Ryan H. Walsh
www.thepenguinpress.com
Hard to believe that Van Morrison’s stunning masterpiece Astral Weeks is 50 years old. Its intricate beauty is both timeless and of an era, as Ryan Walsh’s engrossing look, subtitled “A Secret History of 1968” shows. Morrison came to America with the Them, having written one of the all-time classics of garage rock with “Gloria”. He met up with Bert Berns, New York music hustler, and established himself in Boston, at the height of the turbulent ‘60s. But this book is more than a detailed look at a beloved album and its creation. It’s the story of a town and its unique inhabitants – such as Peter Wolf, local DJ and later the leader of the J. Geils Band, who became friends with Morrison when Wolf was the singer for The Hallucinations.
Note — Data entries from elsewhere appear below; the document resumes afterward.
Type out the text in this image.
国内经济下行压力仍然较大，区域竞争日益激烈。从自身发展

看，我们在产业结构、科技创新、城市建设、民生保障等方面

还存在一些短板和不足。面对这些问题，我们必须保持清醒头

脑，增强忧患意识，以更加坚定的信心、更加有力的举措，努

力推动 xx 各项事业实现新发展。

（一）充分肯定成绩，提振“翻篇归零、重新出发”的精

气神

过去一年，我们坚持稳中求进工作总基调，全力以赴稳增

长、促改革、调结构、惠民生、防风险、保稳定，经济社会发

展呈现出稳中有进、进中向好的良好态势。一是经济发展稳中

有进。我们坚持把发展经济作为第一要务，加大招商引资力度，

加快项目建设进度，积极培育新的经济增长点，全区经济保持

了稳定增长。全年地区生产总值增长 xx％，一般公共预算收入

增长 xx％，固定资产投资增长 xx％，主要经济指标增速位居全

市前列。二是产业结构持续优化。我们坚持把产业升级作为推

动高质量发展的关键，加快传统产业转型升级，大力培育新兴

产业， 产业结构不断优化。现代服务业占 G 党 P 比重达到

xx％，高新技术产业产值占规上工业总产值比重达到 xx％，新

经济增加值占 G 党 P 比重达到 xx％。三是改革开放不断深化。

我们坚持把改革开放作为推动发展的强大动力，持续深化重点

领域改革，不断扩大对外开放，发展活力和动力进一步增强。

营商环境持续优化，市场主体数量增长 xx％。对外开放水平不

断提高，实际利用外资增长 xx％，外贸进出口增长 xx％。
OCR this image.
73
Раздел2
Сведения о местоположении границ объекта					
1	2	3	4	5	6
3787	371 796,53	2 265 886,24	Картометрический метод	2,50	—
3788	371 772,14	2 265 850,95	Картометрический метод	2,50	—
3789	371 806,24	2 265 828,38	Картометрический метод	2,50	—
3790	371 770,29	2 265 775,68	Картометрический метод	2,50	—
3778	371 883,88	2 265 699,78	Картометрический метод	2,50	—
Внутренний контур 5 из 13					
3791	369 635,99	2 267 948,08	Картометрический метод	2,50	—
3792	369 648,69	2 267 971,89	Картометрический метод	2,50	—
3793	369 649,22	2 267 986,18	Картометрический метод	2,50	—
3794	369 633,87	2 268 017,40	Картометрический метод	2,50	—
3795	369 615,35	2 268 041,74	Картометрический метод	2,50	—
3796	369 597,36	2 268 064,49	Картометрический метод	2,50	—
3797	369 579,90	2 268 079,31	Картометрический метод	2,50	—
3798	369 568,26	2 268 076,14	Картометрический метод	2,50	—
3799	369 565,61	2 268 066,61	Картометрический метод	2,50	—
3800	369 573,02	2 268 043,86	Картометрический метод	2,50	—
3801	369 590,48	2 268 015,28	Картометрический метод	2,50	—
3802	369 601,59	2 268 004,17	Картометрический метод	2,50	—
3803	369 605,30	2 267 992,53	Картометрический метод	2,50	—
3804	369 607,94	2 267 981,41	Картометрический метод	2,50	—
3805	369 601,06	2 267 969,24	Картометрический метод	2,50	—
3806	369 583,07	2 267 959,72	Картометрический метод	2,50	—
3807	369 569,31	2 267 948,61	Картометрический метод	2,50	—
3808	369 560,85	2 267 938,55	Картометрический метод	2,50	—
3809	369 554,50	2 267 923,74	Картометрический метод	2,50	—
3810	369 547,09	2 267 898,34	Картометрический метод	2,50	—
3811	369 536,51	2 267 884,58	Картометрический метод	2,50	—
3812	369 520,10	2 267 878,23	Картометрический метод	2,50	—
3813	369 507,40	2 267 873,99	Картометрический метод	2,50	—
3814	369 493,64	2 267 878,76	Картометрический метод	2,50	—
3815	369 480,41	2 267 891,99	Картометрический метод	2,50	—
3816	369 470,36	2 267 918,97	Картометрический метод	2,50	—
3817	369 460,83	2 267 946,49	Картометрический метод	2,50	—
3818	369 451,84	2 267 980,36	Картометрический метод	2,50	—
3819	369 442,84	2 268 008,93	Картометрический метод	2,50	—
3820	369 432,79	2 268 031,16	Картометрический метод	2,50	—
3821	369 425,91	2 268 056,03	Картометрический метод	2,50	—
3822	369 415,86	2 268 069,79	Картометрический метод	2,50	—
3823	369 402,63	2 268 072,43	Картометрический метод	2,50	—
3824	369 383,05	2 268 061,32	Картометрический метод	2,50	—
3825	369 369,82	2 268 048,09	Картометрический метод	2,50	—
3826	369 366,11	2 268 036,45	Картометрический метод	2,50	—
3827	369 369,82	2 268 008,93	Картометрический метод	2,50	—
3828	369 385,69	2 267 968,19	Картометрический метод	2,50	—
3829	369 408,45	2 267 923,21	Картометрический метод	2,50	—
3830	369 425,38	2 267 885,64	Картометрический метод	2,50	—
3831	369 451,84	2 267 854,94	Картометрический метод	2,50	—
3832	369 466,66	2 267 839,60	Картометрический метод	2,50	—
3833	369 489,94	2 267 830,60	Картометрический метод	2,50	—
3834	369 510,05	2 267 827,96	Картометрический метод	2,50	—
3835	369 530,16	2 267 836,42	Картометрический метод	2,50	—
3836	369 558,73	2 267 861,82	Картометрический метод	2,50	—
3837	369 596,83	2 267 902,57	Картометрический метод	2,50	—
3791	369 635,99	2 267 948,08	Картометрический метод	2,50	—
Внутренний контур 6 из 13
It’s the story of Mel Lyman, who started out with Jim Kweskin performing jug band music before deciding he was a god and forming the Fort Hill Community, a commune that like many sprung up in the hippie days.
Boston in 1968 was the second home to the Velvet Underground, where a young Jonathan Richman became a fan, before launching The Modern Lovers. It was the home to the “Boston Sound”, a weak marketing attempt centered around bands such as Ultimate Spinach and the like. It was into this scene that Van Morrison crafted Astral Weeks, who’s delicate, jazzy songwriting sounded like nothing before or since. Morrison comes off, as he does in most accounts, as a tactless maelstrom of a man, dedicated to his craft – and getting paid.
Walsh is to be commended for his insights not only about Van Morrison’s legendary creation, but also capturing a sense of what Boston was in the waning days of the ‘60s. From Lyman to the Boston Strangler, the city was beset with a strange, troubling energy at that time, and Morrison – and his preoccupation with the mystic writer Alice Bailey – found a home far from his Irish birthplace and created a masterpiece. Astral Weeks: A Secret History of 1968 is one of the most engrossing and enjoyable looks at an album, a man and the times that shaped them you’ll ever find. Kudos to Ryan H. Walsh.